Anyway, Scott wrote about this case quite sympathetically, suggesting that Boland's actions did not warrant civil or criminal liability. Now, more than a year after asking Scott nicely to take the post down, Boland has resorted to threats.

By way of summary, you cite to a Wired article and quote as follows: “Boland was an expert witness for the defense in a half-dozen child porn cases and made the mock-ups to punctuate his argument that child pornography laws are unconstitutionally overbroad because they could apply to faked photos.”

This quoted statement is false. The exhibits were not used for that purpose at all. This statement is false and defamatory and is causing me professional financial harm which is calculable.

This statement in the article is defamatory and false: “As a result, in 2007 he found himself the defendant in a deferred federal child-porn prosecution in Ohio….” I have never been involved in any prosecution, never been a defendant in a criminal matter and have maintained good standing as a lawyer in Ohio with a no discipline record. I did not enter into any agreement called a “deferred prosecution agreement” nor even words to that effect. This statement is false and defamatory and damaging to my professional reputation.

“Given that Boland was prosecuted (even though it resulted in a deferred prosecution)” Again, this is a false statement. I was never prosecuted for any conduct in this case nor any other. I never entered a deferred prosecution agreement with the government. This statement is defamatory and causing me real, financial harm which is calculable.

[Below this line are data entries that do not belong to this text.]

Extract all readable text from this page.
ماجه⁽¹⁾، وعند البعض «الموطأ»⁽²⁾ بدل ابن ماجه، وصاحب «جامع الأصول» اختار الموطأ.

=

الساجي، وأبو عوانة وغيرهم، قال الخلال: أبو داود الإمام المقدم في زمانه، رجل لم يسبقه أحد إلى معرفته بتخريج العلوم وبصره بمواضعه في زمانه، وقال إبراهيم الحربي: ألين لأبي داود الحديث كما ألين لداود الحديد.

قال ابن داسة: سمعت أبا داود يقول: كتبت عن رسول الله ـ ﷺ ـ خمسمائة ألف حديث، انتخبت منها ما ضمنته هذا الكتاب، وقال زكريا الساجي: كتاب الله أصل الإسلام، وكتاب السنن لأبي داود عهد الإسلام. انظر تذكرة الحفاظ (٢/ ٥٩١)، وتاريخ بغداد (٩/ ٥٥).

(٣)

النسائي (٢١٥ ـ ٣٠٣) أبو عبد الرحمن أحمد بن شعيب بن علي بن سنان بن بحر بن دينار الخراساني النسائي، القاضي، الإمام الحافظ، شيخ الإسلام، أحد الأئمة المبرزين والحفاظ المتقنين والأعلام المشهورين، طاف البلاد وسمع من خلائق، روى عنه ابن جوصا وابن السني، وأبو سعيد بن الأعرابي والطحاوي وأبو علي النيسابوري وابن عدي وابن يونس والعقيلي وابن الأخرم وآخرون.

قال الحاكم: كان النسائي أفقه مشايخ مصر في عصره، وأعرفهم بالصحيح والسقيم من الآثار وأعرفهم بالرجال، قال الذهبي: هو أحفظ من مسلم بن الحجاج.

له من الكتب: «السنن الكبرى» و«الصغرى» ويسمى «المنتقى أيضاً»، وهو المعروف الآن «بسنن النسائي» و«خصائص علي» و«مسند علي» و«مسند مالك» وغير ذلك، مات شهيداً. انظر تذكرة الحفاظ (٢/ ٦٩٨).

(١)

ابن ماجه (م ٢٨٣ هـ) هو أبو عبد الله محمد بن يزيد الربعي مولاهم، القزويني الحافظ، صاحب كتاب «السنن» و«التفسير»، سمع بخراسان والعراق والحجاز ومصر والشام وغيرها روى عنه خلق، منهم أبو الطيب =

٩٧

Very bad judgment appears to be Mr. Boland's habit. This is an incredibly stupid and reckless approach, certain to trigger the Streisand Effect and generate far more bad publicity. Scott's comments are all supported by the Sixth Circuit decision describing Boland's case. And that's not all. I went on PACER and pulled many filings from Boland's case. I pulled, for instance, Boland's Pretrial Diversion Agreement with federal prosecutors, which includes stipulated statements of fact consistent with Scott's (and the Sixth Circuit's) description. I pulled a federal prosecutor's leter threatening to revoke that Pretrial Diversion Agreement based on Boland's apparent denials of facts in the civil case. I pulled a transcript of his expert testimony that seems to support the characterization of it. I pulled Boland's own pro se filings from the civil case, which supported Scott's (and the Sixth Circuit's) characterizations.

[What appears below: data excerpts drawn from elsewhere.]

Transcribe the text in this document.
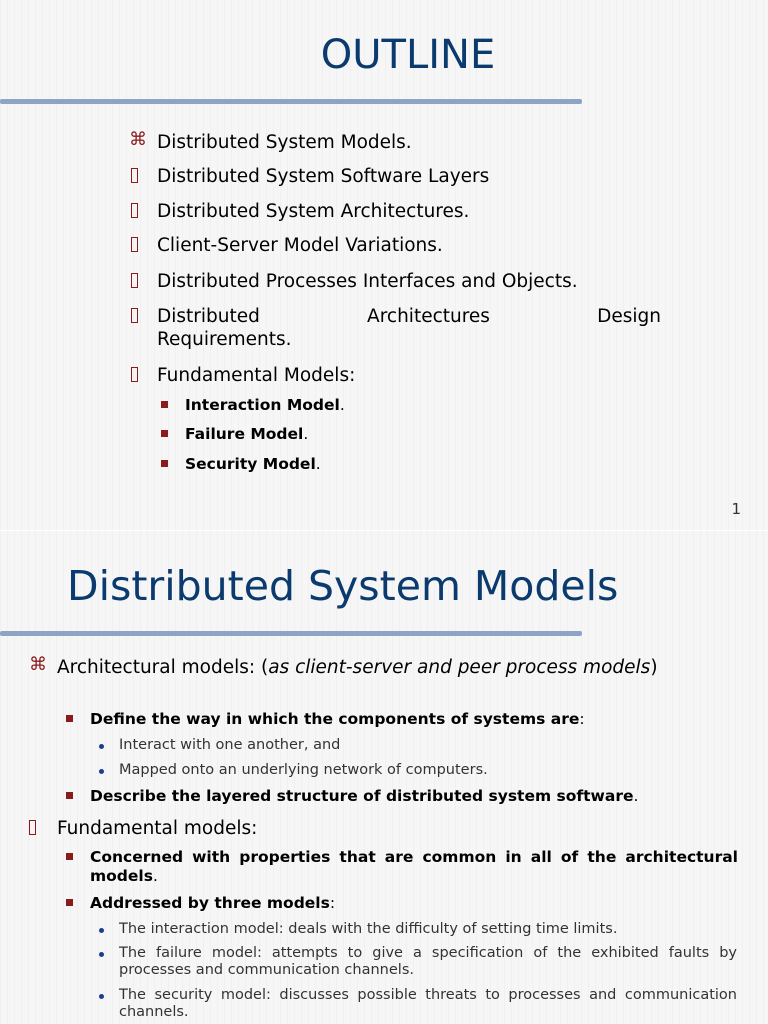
OUTLINE
⌘ Distributed System Models.
Distributed System Software Layers
Distributed System Architectures.
Client-Server Model Variations.
Distributed Processes Interfaces and Objects.
Distributed Architectures Design
Requirements.
Fundamental Models:
Interaction Model.
Failure Model.
Security Model.
1
Distributed System Models
⌘ Architectural models: (as client-server and peer process models)
Define the way in which the components of systems are:
Interact with one another, and
Mapped onto an underlying network of computers.
Describe the layered structure of distributed system software.
Fundamental models:
Concerned with properties that are common in all of the architectural models.
Addressed by three models:
The interaction model: deals with the difficulty of setting time limits.
The failure model: attempts to give a specification of the exhibited faults by processes and communication channels.
The security model: discusses possible threats to processes and communication channels.
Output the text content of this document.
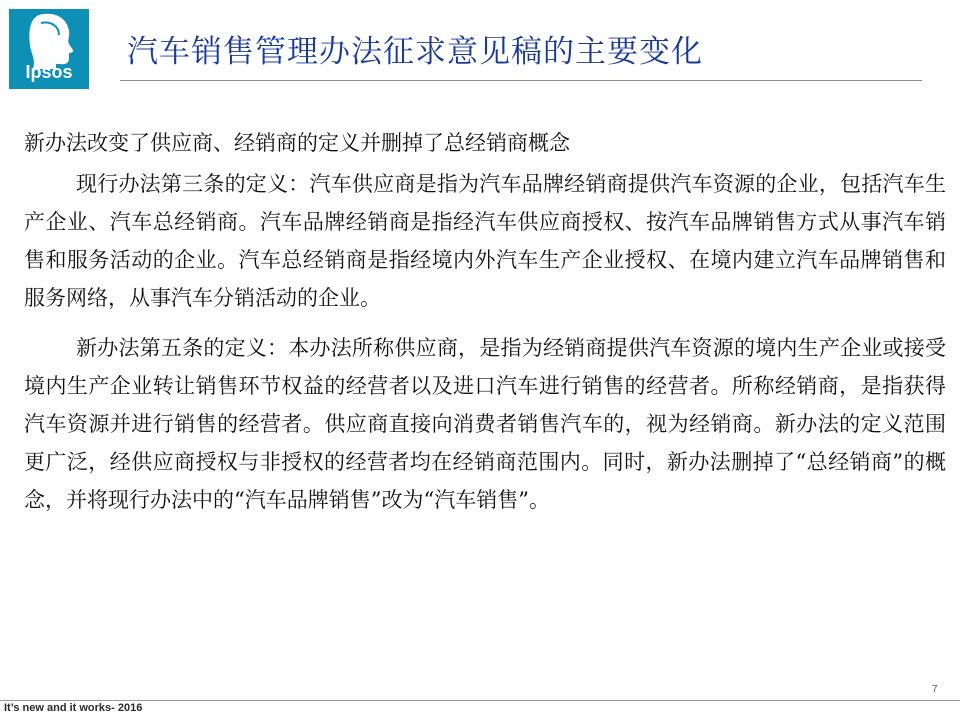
Ipsos
汽车销售管理办法征求意见稿的主要变化

新办法改变了供应商、经销商的定义并删掉了总经销商概念

现行办法第三条的定义：汽车供应商是指为汽车品牌经销商提供汽车资源的企业，包括汽车生产企业、汽车总经销商。汽车品牌经销商是指经汽车供应商授权、按汽车品牌销售方式从事汽车销售和服务活动的企业。汽车总经销商是指经境内外汽车生产企业授权、在境内建立汽车品牌销售和服务网络，从事汽车分销活动的企业。

新办法第五条的定义：本办法所称供应商，是指为经销商提供汽车资源的境内生产企业或接受境内生产企业转让销售环节权益的经营者以及进口汽车进行销售的经营者。所称经销商，是指获得汽车资源并进行销售的经营者。供应商直接向消费者销售汽车的，视为经销商。新办法的定义范围更广泛，经供应商授权与非授权的经营者均在经销商范围内。同时，新办法删掉了“总经销商”的概念，并将现行办法中的“汽车品牌销售”改为“汽车销售”。

7
It’s new and it works- 2016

Based on reading Boland's pro se filings, I suspect he has some sort of elaborate semantic theory in mind: the agreement was a "Pretrial Diversion Agreement" and not a "deferred prosecution agreement," and so forth. That's frivolous. Truth is an absolute defense to defamation, and for these purposes truth means "substantial truth." A harmful statement is true for purposes of defamation law if it gets the "gist" or "sting" of the harmful fact right. Under this doctrine it doesn't matter what you call Boland's agreement; it matters that its nature and effect were correctly described. The same is true for any linguistic argument Boland might construct about the exact nature of his expert testimony.

It's rare to see a defamation threat directed at statements that are so clearly and easily proved true based on the public record. Boland doesn't need a defamation suit. He needs a good friend to talk him out of this idiocy. This will not end well for him.

Stupid defamation threats: don't make them.